An essay and photos contributed by Christine Anastos, A-DOG member, to share her meaningful work helping chlidren through tragedy and challenge with her sensitive, loving therapy dog, Windy. (Please note that the two photos of Windy with Boston Police Department officers were taken by Gretta Rybus)
On October 10, 2009, I was fortunate to have been given the opportunity to adopt a Black Labrador Retriever, and retired guide dog, Windy, from Guiding Eyes for the Blind in Yorktown Heights, NY. From the moment I met her, and saw that “look” in her eyes, I vowed to share this amazing dog with others. Windy fills my life with those “Heavenly Days” – popularized by songwriter Patty Griffin – and, I strive to ensure that she does the same for others.
Windy has been working as a therapy dog at the Youth Villages/Germaine Lawrence Treatment Center for girls with serious emotional and behavioral issues in Arlington, MA and, more recently, has been involved in the ongoing response of therapy dogs to the Newtown killings and the Boston Marathon bombings. In all settings, I have witnessed the impact that Windy has on those who she encounters. Depending on the circumstances, Windy can easily transition from one extreme to another. Specifically, she may be seen leaning against someone’s leg, writhing around on her back in ecstasy while having her belly rubbed, lying on her side so that she can be petted, or wagging her tail nonstop like a propeller.

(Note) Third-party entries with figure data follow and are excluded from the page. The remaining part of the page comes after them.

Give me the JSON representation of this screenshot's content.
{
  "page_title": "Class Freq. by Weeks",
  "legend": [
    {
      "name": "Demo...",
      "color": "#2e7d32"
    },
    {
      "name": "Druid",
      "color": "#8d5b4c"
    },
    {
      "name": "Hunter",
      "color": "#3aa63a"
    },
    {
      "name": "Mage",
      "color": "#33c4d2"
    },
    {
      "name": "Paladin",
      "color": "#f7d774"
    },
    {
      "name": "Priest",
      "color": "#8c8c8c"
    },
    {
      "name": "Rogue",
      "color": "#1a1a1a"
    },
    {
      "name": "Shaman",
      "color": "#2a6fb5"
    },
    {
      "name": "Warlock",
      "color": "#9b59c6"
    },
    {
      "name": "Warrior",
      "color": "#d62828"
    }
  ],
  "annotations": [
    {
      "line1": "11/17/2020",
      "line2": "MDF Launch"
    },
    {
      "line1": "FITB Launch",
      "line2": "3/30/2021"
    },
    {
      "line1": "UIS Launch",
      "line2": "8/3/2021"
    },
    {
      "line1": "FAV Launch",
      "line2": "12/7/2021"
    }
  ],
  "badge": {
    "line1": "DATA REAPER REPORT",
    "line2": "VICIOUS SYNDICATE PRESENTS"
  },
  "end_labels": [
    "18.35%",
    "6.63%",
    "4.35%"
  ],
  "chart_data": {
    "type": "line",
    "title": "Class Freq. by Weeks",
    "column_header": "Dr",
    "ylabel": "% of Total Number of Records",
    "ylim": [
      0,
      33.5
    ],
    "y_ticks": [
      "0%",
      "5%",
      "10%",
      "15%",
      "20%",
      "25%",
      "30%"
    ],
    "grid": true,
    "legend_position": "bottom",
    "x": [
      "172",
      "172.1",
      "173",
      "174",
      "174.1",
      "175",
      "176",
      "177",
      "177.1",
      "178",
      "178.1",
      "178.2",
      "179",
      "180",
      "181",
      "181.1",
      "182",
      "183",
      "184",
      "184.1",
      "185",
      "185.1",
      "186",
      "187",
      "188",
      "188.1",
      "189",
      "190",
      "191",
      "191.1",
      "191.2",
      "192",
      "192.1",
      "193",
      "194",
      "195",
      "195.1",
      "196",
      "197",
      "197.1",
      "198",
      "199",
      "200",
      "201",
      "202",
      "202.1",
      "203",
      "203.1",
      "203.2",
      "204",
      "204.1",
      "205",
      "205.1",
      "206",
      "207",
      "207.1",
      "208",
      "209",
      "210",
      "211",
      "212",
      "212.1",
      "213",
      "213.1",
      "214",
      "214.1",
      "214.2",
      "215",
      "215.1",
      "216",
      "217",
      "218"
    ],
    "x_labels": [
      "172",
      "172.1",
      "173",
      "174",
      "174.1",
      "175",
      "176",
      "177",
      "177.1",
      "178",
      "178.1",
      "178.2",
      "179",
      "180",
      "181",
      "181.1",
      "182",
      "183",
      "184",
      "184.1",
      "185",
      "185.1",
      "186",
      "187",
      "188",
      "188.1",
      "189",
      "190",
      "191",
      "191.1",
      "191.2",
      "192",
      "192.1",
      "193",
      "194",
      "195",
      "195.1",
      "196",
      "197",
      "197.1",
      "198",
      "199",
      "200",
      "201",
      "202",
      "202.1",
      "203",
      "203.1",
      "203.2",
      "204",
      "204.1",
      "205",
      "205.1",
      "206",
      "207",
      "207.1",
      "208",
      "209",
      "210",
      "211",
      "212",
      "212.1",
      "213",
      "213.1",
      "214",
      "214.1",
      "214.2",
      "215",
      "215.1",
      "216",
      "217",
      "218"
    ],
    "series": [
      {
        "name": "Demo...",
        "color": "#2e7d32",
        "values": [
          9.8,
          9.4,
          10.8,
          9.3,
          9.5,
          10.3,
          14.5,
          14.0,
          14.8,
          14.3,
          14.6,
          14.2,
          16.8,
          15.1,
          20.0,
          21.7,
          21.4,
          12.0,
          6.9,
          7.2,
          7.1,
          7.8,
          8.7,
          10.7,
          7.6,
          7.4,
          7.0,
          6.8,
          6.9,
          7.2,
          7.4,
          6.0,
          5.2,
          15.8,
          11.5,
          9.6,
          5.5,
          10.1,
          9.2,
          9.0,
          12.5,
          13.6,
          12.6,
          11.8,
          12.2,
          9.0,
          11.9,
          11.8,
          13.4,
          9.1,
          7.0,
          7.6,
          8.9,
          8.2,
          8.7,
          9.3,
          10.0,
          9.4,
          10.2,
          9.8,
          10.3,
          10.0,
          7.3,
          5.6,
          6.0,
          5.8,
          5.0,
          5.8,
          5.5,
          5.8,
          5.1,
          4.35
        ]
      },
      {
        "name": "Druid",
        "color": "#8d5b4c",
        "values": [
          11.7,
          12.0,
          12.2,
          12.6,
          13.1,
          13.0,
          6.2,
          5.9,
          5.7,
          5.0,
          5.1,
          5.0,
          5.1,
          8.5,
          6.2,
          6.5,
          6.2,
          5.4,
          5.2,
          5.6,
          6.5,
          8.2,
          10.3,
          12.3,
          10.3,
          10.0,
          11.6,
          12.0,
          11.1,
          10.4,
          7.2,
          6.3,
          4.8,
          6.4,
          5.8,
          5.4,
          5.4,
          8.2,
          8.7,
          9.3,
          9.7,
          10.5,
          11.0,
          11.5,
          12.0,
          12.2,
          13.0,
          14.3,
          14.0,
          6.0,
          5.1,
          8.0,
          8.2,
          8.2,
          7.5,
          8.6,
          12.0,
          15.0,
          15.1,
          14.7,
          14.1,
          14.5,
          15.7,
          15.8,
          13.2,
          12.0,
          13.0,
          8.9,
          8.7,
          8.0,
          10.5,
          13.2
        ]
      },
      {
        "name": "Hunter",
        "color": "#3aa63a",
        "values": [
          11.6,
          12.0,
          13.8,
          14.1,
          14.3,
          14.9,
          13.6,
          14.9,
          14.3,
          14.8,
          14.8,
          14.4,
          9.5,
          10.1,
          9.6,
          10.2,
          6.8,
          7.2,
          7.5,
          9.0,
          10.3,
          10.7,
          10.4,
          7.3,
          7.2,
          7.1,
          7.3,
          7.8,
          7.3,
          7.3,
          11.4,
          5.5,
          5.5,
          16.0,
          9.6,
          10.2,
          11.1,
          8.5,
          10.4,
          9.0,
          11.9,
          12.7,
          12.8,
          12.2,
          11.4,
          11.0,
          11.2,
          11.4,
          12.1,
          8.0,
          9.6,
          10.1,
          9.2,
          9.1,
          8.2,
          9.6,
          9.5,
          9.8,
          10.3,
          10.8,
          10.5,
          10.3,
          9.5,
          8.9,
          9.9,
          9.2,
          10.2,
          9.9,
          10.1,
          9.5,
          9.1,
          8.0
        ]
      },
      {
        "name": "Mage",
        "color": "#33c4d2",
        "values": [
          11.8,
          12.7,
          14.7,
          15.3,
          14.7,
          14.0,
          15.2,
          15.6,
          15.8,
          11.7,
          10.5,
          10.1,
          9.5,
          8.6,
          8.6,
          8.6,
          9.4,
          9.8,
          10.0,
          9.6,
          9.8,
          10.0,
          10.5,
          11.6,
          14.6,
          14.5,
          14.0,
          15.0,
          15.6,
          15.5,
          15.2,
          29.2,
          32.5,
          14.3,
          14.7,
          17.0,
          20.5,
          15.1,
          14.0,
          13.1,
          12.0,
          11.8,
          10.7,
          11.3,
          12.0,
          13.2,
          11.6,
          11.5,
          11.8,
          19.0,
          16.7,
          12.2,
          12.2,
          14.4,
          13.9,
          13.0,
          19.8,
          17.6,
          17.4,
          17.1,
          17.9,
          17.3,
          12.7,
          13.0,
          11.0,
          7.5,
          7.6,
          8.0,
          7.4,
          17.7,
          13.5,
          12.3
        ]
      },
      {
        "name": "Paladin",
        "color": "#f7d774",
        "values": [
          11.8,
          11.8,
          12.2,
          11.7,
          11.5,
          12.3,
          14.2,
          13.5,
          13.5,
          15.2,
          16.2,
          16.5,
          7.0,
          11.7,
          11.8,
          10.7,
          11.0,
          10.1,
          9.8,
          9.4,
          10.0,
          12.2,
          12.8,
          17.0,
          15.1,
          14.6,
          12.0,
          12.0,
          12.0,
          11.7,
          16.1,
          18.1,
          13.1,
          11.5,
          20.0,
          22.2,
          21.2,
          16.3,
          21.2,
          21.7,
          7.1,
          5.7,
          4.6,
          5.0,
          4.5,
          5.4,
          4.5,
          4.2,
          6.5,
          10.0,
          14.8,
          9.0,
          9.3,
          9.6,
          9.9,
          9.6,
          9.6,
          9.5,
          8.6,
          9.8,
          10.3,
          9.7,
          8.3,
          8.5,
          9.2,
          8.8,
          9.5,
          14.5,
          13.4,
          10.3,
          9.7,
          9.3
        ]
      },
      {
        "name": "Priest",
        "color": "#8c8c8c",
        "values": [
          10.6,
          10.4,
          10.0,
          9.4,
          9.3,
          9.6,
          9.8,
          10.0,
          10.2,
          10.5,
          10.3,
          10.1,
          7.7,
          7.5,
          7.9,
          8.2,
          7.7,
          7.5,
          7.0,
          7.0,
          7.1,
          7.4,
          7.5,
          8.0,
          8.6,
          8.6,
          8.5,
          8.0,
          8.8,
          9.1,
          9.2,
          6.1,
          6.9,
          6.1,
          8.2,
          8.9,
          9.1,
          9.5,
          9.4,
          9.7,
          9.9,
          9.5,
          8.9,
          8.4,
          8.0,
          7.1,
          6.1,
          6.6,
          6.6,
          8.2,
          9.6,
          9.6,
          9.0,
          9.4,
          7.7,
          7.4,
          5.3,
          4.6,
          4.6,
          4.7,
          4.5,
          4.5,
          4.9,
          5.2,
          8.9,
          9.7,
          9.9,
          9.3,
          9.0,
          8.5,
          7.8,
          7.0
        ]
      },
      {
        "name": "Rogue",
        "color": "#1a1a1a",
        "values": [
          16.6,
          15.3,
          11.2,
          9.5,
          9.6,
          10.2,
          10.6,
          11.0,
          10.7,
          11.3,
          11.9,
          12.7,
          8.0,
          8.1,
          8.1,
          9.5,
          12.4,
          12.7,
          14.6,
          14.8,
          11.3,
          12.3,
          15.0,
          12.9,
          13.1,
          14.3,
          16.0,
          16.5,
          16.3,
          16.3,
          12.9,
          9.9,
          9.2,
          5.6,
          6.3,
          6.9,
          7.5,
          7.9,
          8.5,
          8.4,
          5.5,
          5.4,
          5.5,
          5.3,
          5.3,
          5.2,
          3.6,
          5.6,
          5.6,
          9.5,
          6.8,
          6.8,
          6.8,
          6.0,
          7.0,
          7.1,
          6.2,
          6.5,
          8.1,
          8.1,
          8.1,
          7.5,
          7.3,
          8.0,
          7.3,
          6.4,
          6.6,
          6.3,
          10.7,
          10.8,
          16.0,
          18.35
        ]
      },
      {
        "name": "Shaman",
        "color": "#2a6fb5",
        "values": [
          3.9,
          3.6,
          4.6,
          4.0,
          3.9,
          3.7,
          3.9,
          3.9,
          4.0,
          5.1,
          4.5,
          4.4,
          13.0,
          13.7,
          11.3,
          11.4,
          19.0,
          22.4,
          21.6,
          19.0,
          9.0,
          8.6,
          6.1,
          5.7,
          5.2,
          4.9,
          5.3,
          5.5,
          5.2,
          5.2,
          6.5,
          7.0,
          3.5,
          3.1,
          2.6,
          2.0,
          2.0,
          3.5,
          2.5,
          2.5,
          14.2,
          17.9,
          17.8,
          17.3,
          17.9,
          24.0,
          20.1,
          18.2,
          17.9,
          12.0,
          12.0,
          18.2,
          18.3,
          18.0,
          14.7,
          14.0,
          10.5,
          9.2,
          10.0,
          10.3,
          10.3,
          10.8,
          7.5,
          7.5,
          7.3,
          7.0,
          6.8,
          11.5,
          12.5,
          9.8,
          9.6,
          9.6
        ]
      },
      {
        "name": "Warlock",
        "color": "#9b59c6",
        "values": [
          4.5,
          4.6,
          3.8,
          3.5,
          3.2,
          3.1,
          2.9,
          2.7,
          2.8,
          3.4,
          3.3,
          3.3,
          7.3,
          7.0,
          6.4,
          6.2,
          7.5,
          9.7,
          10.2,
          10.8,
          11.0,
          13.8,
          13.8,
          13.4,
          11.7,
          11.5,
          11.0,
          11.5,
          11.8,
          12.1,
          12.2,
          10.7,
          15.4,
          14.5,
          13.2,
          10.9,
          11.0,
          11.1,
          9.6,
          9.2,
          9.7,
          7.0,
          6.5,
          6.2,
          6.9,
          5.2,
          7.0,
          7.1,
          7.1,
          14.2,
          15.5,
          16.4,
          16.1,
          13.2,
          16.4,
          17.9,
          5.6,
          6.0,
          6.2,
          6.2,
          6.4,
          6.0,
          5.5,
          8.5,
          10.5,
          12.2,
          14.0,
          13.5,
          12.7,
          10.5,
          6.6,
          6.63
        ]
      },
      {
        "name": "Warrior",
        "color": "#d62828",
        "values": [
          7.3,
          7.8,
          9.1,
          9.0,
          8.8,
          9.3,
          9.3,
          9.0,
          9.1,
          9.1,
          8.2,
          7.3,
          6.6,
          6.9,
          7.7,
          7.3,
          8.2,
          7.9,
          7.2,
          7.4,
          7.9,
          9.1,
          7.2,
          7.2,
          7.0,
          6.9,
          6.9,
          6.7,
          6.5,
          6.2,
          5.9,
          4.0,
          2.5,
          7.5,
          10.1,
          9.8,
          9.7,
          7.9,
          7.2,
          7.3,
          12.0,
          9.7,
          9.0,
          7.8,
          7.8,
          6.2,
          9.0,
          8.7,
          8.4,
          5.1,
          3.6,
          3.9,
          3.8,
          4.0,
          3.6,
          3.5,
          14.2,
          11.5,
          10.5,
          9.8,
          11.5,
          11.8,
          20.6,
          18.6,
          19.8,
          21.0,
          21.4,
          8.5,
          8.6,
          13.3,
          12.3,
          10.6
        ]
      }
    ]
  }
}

In the words of one student from Newtown, “In a great tragedy you have brought us happiness. If your job is to make us happy, you have exceeded standards.” Another student, whose cousin was killed in the tragedy, sent Windy a letter that read, “We can never thank you enough for being the best therapy dog there is and coming to us every Friday. You light up everybody’s day so much. Thank you for being yourself!” Windy’s playful side was described by another student as, “I loved when you came to Physical Education and ran laps with us. It was so cute. I also liked your soft fur and your ears! You were so gentle and kind to everyone. We love you.”
Windy appears to excel at what she does because she is extremely sensitive and takes in all of the emotion. She wants to help – and, actively seeks out those in need; it is fascinating to observe her in action. With her calm confidence, gentle demeanor, and caring gaze, she quickly turns tears and fears into smiles and laughs. Windy’s unconditional love, which is expressed in a variety of ways – e.g., her affection and attentiveness, inquisitive and mesmerizing eyes, her acrobatic movements – is hard to resist. I have been told by people, both young and old, that Windy’s healing presence gives them strength and, further, that they feel she really cares about them.
Watching Windy “work” is particularly rewarding to me since I have accomplished even more than what I set out to do with my loyal companion and devoted therapy dog.